Again, from a training perspective, this would tend to indicate a more ‘targeted’ approach to training, (possibly in conjunction with some numerical reasoning instruments to identify the most suitable personnel) in order to tap into the extremely powerful functionality that Excel has to offer.

Looking at the analysis for Outlook, the top four functions  relate specifically to email , which strongly suggests that the primary use of this application is as an email client rather than a method of assisting personal organisation.

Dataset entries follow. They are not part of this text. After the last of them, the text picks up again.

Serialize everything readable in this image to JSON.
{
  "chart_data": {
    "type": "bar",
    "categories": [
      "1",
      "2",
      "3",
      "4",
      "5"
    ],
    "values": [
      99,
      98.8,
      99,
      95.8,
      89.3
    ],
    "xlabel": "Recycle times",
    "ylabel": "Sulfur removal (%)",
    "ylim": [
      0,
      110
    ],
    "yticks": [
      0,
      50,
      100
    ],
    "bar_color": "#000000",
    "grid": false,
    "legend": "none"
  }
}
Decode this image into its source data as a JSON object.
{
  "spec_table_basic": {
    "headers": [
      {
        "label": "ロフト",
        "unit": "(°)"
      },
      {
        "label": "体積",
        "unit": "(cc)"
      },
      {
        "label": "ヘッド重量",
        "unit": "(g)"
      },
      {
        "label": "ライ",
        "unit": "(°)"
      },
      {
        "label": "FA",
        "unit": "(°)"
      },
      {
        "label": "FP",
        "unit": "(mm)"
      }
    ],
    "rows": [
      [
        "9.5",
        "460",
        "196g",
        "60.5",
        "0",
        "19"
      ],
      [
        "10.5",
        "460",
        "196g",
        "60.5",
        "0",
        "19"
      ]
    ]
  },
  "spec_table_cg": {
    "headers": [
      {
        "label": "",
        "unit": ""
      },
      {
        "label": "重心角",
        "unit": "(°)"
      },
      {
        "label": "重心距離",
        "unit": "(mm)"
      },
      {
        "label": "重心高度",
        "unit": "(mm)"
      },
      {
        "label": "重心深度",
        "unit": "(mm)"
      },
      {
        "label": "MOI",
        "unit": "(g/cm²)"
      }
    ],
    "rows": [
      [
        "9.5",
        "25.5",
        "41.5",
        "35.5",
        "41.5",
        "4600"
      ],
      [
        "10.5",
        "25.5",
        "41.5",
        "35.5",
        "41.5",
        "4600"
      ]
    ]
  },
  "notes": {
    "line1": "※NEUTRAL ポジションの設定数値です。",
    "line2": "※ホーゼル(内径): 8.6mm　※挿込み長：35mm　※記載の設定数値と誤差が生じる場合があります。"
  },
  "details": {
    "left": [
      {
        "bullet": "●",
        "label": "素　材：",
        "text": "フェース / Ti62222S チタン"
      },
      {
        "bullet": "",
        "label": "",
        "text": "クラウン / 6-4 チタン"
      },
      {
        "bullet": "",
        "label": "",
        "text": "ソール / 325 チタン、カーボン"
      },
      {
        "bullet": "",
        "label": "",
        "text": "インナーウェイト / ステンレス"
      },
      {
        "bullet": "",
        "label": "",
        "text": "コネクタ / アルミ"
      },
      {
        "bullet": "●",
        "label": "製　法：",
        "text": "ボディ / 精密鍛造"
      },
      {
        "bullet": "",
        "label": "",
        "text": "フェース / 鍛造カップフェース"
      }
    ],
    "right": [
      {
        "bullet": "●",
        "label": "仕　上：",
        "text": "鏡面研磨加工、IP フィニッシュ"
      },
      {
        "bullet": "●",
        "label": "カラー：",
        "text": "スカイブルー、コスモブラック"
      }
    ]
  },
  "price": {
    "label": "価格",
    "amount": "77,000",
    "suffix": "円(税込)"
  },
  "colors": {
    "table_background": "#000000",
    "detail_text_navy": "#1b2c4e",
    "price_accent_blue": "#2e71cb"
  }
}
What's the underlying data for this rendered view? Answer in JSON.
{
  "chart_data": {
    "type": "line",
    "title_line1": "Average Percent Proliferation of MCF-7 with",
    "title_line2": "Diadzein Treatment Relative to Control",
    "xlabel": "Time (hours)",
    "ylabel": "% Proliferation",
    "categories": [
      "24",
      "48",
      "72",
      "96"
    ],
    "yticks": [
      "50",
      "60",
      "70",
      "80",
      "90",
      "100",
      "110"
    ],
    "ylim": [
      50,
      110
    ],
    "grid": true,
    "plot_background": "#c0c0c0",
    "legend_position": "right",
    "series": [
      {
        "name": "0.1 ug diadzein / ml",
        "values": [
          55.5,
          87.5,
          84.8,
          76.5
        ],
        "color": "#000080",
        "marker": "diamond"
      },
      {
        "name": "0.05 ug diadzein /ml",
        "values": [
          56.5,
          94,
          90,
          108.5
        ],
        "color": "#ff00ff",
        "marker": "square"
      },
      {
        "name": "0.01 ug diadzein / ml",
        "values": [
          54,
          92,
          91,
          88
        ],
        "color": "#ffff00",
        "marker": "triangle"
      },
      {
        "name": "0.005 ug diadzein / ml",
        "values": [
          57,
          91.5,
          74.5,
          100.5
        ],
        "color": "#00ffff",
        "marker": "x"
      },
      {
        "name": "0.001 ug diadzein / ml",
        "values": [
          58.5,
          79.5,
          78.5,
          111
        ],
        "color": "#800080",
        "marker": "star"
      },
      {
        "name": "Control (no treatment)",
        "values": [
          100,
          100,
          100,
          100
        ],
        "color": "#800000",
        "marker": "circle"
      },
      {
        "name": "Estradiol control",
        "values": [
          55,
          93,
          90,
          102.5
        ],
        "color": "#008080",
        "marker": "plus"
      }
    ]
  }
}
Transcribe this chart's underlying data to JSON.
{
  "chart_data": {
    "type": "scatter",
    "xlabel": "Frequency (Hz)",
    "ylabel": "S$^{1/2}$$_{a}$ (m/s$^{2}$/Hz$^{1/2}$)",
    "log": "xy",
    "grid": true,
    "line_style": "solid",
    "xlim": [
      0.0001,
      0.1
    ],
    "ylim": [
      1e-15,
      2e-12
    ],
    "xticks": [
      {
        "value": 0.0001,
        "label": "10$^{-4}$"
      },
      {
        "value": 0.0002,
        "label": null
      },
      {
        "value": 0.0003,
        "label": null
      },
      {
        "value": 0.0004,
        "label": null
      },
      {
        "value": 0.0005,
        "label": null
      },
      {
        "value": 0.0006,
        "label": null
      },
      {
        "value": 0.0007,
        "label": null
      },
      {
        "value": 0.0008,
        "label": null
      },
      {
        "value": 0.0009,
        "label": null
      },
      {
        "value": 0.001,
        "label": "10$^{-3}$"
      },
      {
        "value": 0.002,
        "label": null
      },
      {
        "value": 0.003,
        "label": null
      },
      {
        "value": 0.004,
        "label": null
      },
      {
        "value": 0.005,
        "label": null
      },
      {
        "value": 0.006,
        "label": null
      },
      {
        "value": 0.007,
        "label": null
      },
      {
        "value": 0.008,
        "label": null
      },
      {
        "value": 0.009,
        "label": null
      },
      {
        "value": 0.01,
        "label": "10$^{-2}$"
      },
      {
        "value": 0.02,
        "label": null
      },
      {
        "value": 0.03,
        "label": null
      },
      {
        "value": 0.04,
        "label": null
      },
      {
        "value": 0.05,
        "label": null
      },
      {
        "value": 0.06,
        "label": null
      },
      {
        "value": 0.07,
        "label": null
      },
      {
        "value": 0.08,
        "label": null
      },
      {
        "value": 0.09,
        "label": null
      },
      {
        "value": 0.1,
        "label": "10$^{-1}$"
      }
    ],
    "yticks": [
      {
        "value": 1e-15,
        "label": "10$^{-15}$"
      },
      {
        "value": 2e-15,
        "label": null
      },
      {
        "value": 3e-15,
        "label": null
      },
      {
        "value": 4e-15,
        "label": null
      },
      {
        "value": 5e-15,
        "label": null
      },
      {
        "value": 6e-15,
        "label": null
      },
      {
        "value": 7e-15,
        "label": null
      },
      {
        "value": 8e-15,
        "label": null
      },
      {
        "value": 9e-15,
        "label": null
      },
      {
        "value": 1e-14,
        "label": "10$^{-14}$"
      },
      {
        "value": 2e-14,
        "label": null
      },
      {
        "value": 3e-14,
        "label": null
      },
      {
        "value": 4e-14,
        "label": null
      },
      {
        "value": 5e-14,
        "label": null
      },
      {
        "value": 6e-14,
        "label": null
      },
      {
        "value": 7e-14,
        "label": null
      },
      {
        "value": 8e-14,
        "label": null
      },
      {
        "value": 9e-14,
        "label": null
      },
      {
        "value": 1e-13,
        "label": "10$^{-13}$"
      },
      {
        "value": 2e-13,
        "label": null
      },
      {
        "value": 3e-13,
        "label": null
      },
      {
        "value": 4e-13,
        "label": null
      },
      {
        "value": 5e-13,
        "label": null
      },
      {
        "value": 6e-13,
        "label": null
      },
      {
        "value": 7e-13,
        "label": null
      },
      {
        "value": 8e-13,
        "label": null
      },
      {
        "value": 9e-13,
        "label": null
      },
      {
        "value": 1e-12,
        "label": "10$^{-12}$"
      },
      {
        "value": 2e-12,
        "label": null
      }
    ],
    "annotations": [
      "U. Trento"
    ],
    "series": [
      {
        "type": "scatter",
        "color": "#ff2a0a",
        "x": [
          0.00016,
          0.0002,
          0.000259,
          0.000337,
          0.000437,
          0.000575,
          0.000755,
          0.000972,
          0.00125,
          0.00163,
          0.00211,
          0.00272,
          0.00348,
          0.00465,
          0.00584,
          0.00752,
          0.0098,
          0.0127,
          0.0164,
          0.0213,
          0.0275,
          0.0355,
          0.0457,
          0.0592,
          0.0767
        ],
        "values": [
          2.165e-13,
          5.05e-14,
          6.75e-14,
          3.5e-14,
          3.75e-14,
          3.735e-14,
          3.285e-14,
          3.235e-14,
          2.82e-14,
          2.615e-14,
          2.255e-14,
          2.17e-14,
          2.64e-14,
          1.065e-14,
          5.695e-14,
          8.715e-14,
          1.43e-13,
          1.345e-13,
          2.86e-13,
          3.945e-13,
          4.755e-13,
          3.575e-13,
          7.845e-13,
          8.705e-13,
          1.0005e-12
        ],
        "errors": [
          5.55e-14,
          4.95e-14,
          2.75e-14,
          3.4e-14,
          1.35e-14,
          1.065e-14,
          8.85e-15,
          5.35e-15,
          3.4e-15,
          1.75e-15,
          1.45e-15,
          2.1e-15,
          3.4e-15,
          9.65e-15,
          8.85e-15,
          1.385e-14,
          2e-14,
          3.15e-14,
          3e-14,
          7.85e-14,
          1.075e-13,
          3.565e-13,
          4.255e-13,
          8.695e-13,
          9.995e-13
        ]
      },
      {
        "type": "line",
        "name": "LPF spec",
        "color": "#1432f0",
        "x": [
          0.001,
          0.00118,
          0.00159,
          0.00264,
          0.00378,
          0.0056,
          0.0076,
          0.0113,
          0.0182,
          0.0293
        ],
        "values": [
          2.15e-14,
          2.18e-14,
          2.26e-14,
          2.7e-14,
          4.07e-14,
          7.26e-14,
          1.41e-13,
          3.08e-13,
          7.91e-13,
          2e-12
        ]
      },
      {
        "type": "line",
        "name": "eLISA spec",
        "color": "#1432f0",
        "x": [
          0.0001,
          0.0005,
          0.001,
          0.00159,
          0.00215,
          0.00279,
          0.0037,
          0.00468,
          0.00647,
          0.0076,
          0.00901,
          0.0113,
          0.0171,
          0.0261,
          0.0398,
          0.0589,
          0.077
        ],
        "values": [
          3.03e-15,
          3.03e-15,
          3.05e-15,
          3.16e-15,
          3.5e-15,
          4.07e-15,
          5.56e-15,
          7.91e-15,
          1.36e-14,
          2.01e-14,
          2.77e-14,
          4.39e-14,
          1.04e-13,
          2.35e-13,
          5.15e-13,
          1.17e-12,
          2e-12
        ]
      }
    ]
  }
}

At the less widely used end of the spectrum there is a clear distinction between the average scores and the scores for users, indicating that those few who use these more unusual functions of Outlook are confident (or very confident) in their use. Even at the well used end there are still some significant differences which indicate overall that people who use Outlook as a personal organiser tend to become relatively accomplished in its use, whereas those who only ever use it to access email are nervous to experiment further. From that point of view Outlook users are similar to (although not in such a pronounced way as) the users of Excel.

PowerPoint users on the other hand tend to be more like the users of Word. With one or two notable exceptions there is a broad agreement across all three measures which again indicates that the more popular functions are used confidently and the less popular functions less confidently. Again, like Word, this would indicate a broad brush approach to training, with the objective to raise overall ability across the whole population of users, rather than target specific users in the manner likely to be more effective for Outlook and Excel.